On one system (System1) all 4.0.X simulations terminated after about 2,000 steps, showing large fluctuations in temperature and a drift in total energy, until the system explodes (errors in LINCS or 1-4 energy calculation).
On the other system (System2) the simulation terminated without errors, but exhibited temp fluctuations and energy drift similar (only with lower intensity) to those observed in System1, that did not occurred in the corresponding runs performed with 3.3.1 or 3.3.3 on both systems.
The same problems where observed using either:
a) serial or OpenMPI with Infiniband support parallel versions of 4.0.X;
b) single- or double-precision;
c) GCC or Intel compilers;
d) old- (generated with Gromacs 3.3.1 for 8 cores) or new-version tpr topology files.
Only the exact number of time steps before termination changes among the different cases. Parallel calculations were run on 8 cores (corresponding to a single cluster node).

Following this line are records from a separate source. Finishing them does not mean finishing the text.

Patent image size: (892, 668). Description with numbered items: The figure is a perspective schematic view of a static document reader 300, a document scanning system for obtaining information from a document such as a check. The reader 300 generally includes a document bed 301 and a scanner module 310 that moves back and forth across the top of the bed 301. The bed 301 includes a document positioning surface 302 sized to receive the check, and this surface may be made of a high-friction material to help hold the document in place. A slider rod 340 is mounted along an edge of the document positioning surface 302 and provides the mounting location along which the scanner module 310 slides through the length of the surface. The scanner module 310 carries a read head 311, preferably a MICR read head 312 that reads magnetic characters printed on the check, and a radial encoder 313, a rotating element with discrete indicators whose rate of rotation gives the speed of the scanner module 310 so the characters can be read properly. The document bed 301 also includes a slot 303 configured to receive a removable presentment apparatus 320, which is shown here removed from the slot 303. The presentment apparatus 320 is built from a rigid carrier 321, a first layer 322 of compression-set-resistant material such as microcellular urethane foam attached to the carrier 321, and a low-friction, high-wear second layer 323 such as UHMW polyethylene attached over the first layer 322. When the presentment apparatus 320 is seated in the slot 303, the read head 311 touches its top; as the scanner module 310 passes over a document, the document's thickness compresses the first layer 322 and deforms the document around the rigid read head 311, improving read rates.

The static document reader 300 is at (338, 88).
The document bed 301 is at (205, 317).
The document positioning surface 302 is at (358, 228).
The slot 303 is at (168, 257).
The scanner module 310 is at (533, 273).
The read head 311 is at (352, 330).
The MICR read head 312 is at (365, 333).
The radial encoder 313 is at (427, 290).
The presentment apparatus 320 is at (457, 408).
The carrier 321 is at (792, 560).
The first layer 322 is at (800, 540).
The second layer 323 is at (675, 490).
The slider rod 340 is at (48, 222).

The cluster on which both 4.0.X and 3.3.3 Gromacs version were compiled and run is formed by Dual-CPU Quad-core Opteron nodes with Infiniband connectivity, and has the following configuration:
Gromacs 4.0.4 / 4.0.3
/ gcc 4.1.2 20070626 (Red Hat 4.1.2-14)
\ icc 10.1 (Build 20070913 Pack.ID: l_cc_p_10.1.008)
ofed131 - openmpi 1.2.6
The attached compressed tar file xbug.tar.gz contains:
New (4.0.3) format tpr file for system1
Old (3.3.1) format tpr file for system1 prepared for 8 cores
Old (3.3.1) format tpr file for system2 prepared for 8 cores
Log file of a 4.0.4 failed run on System1 (Intel,serial,double-prec)
nohup.log file corresponding to d), contains warnings and errors
Log file of a 3.3.3 successful run on System2 (Intel,parallel,double-prec)
Log file of a 4.0.4 completed run on System2 (Intel,parallel,double-prec)
Checkpoint file produced when 4.0.4 run corresponding to d) log crashed
Final checkpoint file for 4.0.4 run corresponding to g) log
Final pdb file for 3.3.3 run corresponding to f) log
#2 Updated by Pietro Amodeo over 10 years ago
1) Both for ingle prec versions configured with --enable-sse --enable-shared , double prec ones with --enable-sse2 --enable-shared options.
2) Starting energies do not exhibit substantial differences between 3.3.X and 4.0.X runs in all simulations/systems.
#3 Updated by Berk Hess over 10 years ago
My guess would be that this is not a bug, but the result
of a bug fix in 4.0.
In 3.3 and older version tau_p was scaled with the pressure
factor, which is 16.6.
I have corrected this in 4.0, which is also described in the release notes:
So to get to the same results in 4.0 as in 3.3, you should multiply
tau_p with 16.6: 0.5*16.6 = 8.3 ps.
Please try this and report back if this solved the problem or not.
#4 Updated by Pietro Amodeo over 10 years ago
As correctly guessed by Berk, instabilities in 4.0.X trajectories derived from tau_p value, that must be scaled to recover the 3.3.3 behaviour.
I'm sorry, but, although I read about the change in the release notes when 4.0 was released, I forgot this change months later when resubmitting a 3.3.X run!
Maybe a warning in grompp or mdrun or something like a "Major changes from previous release" section somewhere in Manuals could help in preventing such problems.